The latest twist in the Towson Royal Farms saga arrived at the County Council Monday with all the trappings of a classic Baltimore County development dispute — throngs of protesting constituents, accusations of deep pocketed developers buying county officials, debates about the tradition of councilmanic courtesy and intimations that the county executive was encroaching on the council’s authority over land use.
And the matter was dispatched with all the usual Baltimore County efficiency. Council Chairman Tom Quirk — who represents Catonsville, not Towson — announced to the crowd that he had been in extensive talks over the weekend with the developer, Caves Valley Partners, Royal Farms and County Executive Kevin Kamenetz’s administration and that all sides are willing to renegotiate in hopes of a “win-win.” He moved to table a resolution to kill the development by Councilman David Marks — who actually does represent Towson — and noted that such a motion is not debatable under the council’s rules. From the time Council Secretary Thomas Peddicord read the number and title of the resolution until Mr. Quirk pronounced the motion to table passed 4-3 (with the Democrats voting in favor and the Republicans voting against), all of 1 minute and 31 seconds had elapsed.

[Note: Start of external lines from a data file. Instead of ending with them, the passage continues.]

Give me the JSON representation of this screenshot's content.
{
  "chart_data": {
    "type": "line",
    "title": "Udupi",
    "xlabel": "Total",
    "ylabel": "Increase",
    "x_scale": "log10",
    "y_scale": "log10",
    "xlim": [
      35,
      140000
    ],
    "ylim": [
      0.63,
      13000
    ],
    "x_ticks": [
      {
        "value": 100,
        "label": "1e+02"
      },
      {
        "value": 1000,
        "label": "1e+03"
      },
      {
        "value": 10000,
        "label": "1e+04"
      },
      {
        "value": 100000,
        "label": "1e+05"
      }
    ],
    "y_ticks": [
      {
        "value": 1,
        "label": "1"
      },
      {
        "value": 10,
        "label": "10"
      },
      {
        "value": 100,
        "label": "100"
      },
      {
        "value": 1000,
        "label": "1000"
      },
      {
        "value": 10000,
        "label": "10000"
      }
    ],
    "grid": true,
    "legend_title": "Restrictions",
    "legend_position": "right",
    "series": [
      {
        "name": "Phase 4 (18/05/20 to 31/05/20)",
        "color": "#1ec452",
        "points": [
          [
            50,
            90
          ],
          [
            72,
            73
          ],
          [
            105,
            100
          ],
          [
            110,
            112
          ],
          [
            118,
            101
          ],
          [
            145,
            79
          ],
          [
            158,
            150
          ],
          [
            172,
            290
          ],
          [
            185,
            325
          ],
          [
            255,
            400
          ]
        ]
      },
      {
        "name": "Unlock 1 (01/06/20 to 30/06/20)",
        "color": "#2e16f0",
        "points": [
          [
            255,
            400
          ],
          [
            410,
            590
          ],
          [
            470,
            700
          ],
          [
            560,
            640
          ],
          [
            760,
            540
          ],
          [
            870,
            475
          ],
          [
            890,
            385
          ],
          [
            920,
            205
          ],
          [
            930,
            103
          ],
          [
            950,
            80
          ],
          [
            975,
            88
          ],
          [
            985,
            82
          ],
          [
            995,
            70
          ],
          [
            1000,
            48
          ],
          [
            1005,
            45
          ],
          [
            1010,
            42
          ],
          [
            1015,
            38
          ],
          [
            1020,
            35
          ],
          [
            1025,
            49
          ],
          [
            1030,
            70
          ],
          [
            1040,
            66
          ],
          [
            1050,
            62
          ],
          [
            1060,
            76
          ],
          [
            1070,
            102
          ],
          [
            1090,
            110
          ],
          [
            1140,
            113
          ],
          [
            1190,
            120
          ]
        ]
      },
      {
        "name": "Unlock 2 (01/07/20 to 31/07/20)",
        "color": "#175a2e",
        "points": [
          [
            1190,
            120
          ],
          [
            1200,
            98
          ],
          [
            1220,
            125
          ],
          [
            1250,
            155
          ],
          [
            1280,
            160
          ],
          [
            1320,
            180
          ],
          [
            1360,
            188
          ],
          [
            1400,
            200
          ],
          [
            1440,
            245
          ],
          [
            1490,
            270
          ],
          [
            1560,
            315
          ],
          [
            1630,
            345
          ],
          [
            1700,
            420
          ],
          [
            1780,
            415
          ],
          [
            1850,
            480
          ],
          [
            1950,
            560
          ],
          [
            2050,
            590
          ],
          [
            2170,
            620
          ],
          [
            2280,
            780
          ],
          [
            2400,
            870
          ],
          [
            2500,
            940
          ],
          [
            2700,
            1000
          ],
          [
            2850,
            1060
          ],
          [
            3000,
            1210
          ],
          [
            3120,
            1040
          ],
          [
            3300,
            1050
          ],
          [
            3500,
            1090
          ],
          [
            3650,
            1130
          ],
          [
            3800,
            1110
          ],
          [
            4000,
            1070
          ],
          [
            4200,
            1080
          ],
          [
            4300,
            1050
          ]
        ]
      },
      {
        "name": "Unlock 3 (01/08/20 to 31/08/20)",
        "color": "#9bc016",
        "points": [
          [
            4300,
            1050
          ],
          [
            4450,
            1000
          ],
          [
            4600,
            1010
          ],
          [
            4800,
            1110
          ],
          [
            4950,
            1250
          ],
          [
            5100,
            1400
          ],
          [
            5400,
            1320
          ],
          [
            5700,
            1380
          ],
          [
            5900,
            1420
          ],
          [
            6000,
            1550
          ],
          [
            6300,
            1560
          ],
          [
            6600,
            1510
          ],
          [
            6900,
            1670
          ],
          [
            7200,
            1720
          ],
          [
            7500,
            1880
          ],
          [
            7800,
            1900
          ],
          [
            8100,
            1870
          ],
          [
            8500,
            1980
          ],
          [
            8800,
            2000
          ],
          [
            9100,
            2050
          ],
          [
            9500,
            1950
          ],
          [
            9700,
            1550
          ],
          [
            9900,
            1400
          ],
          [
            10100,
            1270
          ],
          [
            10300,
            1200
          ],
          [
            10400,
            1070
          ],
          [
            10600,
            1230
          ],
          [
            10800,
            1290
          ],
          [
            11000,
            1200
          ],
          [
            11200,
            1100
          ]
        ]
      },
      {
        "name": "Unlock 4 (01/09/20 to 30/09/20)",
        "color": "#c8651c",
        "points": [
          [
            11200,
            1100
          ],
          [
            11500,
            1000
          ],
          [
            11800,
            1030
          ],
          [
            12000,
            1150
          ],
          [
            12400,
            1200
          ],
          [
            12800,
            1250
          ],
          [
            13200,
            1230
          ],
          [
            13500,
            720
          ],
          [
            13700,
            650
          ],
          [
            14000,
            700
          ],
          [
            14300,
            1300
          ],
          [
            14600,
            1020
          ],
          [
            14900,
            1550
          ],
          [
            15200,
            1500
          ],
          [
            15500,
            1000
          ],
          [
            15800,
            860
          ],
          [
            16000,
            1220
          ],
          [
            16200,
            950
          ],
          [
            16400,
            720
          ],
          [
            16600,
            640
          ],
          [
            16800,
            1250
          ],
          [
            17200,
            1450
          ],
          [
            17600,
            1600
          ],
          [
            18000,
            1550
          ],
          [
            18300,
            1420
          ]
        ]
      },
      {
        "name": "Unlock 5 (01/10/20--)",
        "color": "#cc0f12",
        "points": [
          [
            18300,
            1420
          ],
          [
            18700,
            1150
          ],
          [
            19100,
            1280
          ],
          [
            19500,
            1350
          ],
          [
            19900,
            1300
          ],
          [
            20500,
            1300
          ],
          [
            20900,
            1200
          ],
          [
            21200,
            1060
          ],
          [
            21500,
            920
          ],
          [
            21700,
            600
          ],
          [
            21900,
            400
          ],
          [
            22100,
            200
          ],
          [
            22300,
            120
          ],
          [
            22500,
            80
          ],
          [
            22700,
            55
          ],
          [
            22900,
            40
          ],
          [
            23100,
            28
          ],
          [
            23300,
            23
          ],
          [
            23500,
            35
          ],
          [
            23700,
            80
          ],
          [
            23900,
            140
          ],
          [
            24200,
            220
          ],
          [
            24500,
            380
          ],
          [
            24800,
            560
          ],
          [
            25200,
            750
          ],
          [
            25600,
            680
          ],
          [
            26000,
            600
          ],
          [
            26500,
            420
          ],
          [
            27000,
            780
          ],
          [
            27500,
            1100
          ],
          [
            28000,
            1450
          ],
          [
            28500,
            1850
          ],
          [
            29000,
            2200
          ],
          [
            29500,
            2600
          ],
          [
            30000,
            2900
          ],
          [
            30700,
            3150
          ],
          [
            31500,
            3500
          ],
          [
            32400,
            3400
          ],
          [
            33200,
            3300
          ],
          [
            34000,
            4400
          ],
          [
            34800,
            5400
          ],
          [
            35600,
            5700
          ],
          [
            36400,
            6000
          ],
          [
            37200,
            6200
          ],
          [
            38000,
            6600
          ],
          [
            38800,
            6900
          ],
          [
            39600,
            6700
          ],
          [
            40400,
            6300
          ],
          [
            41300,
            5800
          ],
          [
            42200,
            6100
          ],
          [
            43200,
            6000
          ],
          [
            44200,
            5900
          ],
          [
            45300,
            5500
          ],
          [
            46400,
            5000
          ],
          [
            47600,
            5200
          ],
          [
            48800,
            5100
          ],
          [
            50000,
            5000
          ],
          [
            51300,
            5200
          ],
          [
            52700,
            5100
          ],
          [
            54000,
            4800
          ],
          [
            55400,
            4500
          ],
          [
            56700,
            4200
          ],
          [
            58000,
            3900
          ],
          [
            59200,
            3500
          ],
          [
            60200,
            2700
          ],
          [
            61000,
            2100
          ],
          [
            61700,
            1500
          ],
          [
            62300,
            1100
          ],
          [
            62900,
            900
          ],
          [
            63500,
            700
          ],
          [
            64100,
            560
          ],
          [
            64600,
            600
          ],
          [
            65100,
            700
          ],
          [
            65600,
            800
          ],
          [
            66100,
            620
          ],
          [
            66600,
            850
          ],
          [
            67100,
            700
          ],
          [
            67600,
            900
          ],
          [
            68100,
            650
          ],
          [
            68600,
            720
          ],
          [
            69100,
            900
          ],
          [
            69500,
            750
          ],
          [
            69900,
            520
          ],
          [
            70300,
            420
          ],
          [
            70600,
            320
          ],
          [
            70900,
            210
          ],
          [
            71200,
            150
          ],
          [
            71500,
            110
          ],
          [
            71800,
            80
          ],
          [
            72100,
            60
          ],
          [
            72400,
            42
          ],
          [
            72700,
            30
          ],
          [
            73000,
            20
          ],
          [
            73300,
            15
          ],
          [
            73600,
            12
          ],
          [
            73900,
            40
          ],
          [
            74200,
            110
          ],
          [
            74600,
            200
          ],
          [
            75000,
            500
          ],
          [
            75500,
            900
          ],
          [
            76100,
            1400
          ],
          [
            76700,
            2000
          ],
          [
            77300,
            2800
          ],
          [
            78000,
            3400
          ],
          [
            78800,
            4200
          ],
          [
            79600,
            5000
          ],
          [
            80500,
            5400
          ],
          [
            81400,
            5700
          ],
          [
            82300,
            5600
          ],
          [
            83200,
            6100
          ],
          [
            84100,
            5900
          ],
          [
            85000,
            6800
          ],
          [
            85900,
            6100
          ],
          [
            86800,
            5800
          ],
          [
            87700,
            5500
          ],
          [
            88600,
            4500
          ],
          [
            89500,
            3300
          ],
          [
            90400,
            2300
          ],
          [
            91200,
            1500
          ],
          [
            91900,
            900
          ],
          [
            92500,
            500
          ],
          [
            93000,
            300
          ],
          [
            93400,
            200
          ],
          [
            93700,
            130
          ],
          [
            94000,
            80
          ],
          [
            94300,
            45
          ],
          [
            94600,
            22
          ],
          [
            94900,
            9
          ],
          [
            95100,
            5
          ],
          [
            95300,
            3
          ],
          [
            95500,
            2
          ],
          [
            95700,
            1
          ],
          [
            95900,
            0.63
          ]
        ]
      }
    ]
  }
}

But this issue is far from over. Rather than delivering a win to Mr. Kamenetz, whose brainchild this deal was in the first place, his fellow Democrats have placed themselves, the executive and the developers in a bind to make whatever gets built on the corner of York and Bosley roads more palatable to the community. Mr. Quirk now owns this controversy, and in the process he’s eliminated any pretense that Mr. Kamenetz isn’t directly involved.
Coming to a universally acceptable solution doesn’t look like it’s going to be easy. The bad blood this development has generated was clearly on display Monday night, and not just in the form of the boos and shout of “Sellouts! All of you!” that erupted from the audience after the vote. Caves Valley partner Steve Sibel took to the witness stand during the public comment period at the end of the meeting not to smooth things over but to accuse Mr. Marks of acting unfairly, displaying a lack of leadership and lying about his willingness to negotiate. “It’s a very fine fairy tale you’ve spun,” Mr. Sibel said to Councilman Marks.
Mr. Marks, who originally supported this development, says it’s the Kamenetz administration that’s acting in bad faith. The resolution he sponsored to advance the planned unit development — which the council passed 7-0 last year in deference to his wishes — specifically called for the preservation of the mature trees on the site, but this spring, a work crew on contract with the county took out dozens of them. Under those circumstances, Mr. Marks asked, how can the community believe the county and developer will live up to any agreement?
It would behoove Mr. Kamenetz to find a way to convince them. Mr. Quirk may have made himself the face of the negotiations — and Mr. Sibel may have expressed his eagerness to work with the council chairman — but Mr. Kamenetz is the one with the most at stake. Though he has not yet announced whether he plans to run for governor, we expect his prospective primary opponents have now paused from splicing video of the infamous 2013 “my job to talk, your job to listen” incident at the Mays Chapel Elementary into their attack ads to take aim at this controversy, too. If he’s not convinced that this poses a real problem, Mr. Kamenetz may wish to consult with one of his predecessors, C.A. Dutch Ruppersberger, about how backlash against a local development plan can derail gubernatorial ambitions.
Mr. Kamenetz, Caves Valley and the other six members of the council have every right to accuse Mr. Marks of inconsistency. The backers of the project can certainly fairly question why it would be so terrible to have a gas station at an intersection that already boasts another gas station and a car dealership — and which is, for that matter, just down the street from the county jail. But there can be no dispute that the community’s opposition isn’t going away. If anything, it is intensifying. It’s in everyone’s interests to come to a meaningful compromise, but particularly in Mr. Kamenetz’s. He needs to make it happen.